Because only if he both calculated and looked at the results can you call his statements on this a lie.

I think he's saying that Mann

I think he's saying that Mann reported some R2 results, so it makes sense to think he calculated all of them. There are different steps in the program, back to 1800, back to 1700, etc.

Oh come on. Mann reported

Oh come on. Mann reported the R2 verification scores for the 1820 step of his reconstruction. He put it in his paper.

You don't even need to look at his code to know he calculated R2 verification scores.

Schmidt on

Yes, Gavin Schmidt's response

Yes, Gavin Schmidt's response to the pending questions on Tiljander is at the C-a-s post that Michael Tobis links.

That post was linked and discussed earlier in this thread, at "Well you did get" and at "This is a response to Martin".

I've paraphrased Gavin's (and C-a-s commenter toto's) response to the question,

Are the Tiljander proxies calibratable to the instrumental record, 1850-1995?

as, "I don't know, and it doesn't matter."

I think each reader should consider whether this is an acceptable answer to a scientific issue (as opposed to, say, an adequate response to some courtroom examination).

As a thought experiment, consider Tim Lambert's discovery of the Methods error made by McKitrick and Michaels, mixing up Degrees and Radians. Would a defense of McKitrick and Michaels that ran "I don't know, and it doesn't matter" be acceptable to you?

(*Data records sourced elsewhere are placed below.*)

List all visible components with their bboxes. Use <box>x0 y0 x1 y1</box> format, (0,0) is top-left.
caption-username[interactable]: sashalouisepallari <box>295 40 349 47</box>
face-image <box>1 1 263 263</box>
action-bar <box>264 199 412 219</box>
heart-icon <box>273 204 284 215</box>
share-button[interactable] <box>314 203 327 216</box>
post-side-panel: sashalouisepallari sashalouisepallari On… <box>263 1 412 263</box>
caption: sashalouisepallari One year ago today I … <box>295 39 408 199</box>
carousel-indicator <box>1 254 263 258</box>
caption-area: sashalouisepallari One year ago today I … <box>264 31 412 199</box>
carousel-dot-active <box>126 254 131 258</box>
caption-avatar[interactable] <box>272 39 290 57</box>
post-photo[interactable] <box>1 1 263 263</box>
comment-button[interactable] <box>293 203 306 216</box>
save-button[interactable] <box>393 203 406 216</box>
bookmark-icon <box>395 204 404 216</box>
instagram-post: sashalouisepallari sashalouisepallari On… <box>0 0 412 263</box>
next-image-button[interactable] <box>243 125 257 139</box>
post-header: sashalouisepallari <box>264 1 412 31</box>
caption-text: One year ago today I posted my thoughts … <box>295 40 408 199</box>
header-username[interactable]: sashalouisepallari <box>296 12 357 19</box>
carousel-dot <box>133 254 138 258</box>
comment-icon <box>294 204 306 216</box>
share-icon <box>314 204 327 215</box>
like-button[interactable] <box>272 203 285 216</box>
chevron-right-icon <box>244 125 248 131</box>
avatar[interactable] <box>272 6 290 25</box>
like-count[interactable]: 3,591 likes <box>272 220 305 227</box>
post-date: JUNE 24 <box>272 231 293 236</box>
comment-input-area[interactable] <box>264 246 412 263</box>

In that case, McKitrick and Michaels acknowledged their error. Isn't that a better outcome than settling for "I don't know"? Rather than claiming "and it doesn't matter," McKitrick and Michaels recalculated their findings and the associated statistics. So we can check the P values in the corrected manuscript, and see whether "it matters" (it significantly weakens their findings, in my opinion).

Advocates of "I don't know, and it doesn't matter" should show what distinguishes calls for McKitrick and Michaels to investigate their possible error on radians, from calls for Mann et al. to investigate their possible error on Tiljander. In my opinion, both are pro-science developments.

This exchange upthread (Reply to "Hmm. So, Kaufmann) with Martin Vermeer shows another subtlety with the "I don't know" part of Gavin's answer. "I don't know" could mean one of several related things:

1. "I don't know--I haven't investigated the issue."
2. "I don't know--having looked into it, I haven't come to a conclusion yet."
3. "I don't know--I've looked into it, but I lack the interest/expertise/time/etc. needed to draw a conclusion."
4. "I don't know--it's not one of those questions that I or anyone else can answer definitively."

So I should have followed up with Gavin by asking, "Does 'I don't know' mean #1, #2, #3, #4, or something else?"

I just noticed that an easy

I just noticed that an easy way to read the threads when they are in low volume, is to click more on the left column, and it shows the most recent posts.

While perhaps the behavior

While perhaps the behavior meets your definitions, I don't think Mann is guilty of fraud. If he were guilty, why is he releasing his code so people can see how guilty he is? His code and data publications are much better in his later papers than his early ones. He is not willing to cede any ground to Steve McIntyre, but yet his behaviour in later papers shows him adopting Steve's critiques, Tiljander excepted. We find a sensitivity study without bristlecones, dropping PC analysis, more code release, etc.